Motivation: How to Inspire Learning

Nov 12, 2017

Intrinsic motivation has been studied for decades, with an increasing push and pull between how society structures education and how children naturally learn best.

As adults and parents, we could all point to moments in our week when we engage in a task because it is a required task, with external factors motivating us, and when we engage in a task because we are personally motivated to do so. Children have this experience, too. They know, from early on, that there are things that they have to do and things that they love to do.

Part of human development is learning to balance these two types of motivators, but often school settings, particularly those that place an emphasis on final products and test scores, value performance over process and can minimize the deep by undervaluing intrinsic motivation. Intrinsic motivation has been studied for decades, with an increasing push and pull between how society structures education and how children naturally learn best. The problem is not simply that when you motivate children externally they lose some of the joy in learning process; it also undermines their self-confidence, and anxiety and insecurity enter into the spaces where curiosity and problem-solving should be developing.

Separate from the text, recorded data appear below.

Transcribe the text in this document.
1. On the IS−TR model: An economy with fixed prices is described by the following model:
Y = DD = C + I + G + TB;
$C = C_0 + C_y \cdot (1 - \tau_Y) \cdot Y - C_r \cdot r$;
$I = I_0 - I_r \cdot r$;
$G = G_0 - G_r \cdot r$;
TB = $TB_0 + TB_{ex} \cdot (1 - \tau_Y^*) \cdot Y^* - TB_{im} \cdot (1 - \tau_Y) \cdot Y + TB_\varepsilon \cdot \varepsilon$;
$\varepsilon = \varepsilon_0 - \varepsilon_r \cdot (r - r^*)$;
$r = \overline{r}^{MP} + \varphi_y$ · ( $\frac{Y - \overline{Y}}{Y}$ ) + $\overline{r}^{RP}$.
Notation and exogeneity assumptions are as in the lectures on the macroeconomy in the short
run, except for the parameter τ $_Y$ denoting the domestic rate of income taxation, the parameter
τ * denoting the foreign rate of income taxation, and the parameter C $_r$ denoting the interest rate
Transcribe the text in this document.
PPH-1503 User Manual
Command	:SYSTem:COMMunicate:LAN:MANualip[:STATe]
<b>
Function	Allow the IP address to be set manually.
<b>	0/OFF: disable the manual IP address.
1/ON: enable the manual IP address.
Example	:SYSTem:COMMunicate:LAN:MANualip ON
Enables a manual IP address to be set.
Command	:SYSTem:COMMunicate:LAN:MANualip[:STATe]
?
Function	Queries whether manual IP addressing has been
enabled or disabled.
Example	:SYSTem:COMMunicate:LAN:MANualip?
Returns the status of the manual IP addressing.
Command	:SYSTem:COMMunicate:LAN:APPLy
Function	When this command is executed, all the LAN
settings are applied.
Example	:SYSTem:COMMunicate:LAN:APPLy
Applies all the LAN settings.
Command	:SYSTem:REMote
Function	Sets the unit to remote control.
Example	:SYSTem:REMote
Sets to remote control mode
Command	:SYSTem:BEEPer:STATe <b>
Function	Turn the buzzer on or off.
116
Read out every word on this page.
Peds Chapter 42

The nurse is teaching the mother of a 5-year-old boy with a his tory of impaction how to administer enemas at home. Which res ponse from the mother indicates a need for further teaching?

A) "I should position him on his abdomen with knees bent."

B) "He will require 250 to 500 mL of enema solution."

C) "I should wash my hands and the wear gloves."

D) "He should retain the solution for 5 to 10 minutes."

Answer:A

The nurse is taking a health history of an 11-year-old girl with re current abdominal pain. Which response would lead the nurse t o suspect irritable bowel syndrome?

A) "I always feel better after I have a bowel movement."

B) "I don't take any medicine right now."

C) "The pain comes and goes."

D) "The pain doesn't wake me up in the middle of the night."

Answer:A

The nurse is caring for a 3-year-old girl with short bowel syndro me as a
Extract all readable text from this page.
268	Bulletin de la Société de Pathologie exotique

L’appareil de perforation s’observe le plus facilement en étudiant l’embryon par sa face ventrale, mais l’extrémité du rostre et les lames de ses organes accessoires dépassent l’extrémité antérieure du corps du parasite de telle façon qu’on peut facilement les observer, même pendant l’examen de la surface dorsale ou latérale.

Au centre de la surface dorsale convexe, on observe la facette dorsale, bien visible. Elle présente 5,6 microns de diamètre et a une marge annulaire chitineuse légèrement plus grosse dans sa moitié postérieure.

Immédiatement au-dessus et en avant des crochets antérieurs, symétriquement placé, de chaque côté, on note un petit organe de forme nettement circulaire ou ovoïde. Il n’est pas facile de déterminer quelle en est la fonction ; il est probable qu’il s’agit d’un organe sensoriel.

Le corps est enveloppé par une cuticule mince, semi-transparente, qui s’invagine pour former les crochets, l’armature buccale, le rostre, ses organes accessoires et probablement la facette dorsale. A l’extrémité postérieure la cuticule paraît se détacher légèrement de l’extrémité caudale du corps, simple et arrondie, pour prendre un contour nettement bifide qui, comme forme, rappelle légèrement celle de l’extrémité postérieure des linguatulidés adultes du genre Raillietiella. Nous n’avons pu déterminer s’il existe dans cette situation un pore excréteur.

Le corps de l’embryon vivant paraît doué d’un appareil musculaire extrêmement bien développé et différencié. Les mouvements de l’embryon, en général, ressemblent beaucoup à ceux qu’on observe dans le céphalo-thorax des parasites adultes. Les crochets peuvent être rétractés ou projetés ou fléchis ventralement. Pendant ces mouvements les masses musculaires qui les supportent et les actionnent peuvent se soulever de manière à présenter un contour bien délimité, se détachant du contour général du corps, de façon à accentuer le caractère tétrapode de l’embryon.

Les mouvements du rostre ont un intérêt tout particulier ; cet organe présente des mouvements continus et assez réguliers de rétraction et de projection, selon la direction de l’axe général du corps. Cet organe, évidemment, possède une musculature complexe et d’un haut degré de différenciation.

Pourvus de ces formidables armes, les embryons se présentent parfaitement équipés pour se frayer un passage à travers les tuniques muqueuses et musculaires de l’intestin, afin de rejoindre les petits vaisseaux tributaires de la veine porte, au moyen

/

As we begin to push back on the overscheduling of activities and cut back on homework for children in elementary school, we can make more room for learning based on intrinsic motivation. Project-based learning and interdisciplinary studies also create opportunities in the classroom for children to explore their own interests, build on their ideas and collaborate with others. As parents, we have all seen what our child looks like when he or she is extremely motivated by something. It could be a praying mantis discovered in a garden that occupies an afternoon of observation, then research, and finally an art project or story. It could be a yearlong passion for rockets that involves creating a rocket launch in the garden and testing the trajectory of various homemade rockets. Regardless of your child’s specific interest, you probably know what he or she looks like when exploring it. Time falls by the wayside, one thought leads to another, and ideas, questions and possible solutions begin to flow.

This is what a psychologist and university professor, Mihaly Czikszentmihalyi, has described as being in a state of flow when he published his research linking learning to intrinstic motivation. It is what Adam Grant describes in his research into creativity, and is what we see in the children who work in collaborative, progressive schools similar to those featured in the film, Most Likely to Succeed. If you are interested in learning more about the connection between motivation, learning and critical thinking skills, these names are great resources, as our description only scratches the surface.

With so much research on the importance of this type of learning state to develop problem-solving skills and a passion for learning, it is crucial that schools pay attention to their curriculum and identify opportunities for students. Every child is different in how they learn best, but the experience they have when they drive their own learning is universal. It is our job as educators to create a community that balances skills with a fulfilling journey of self-discovery.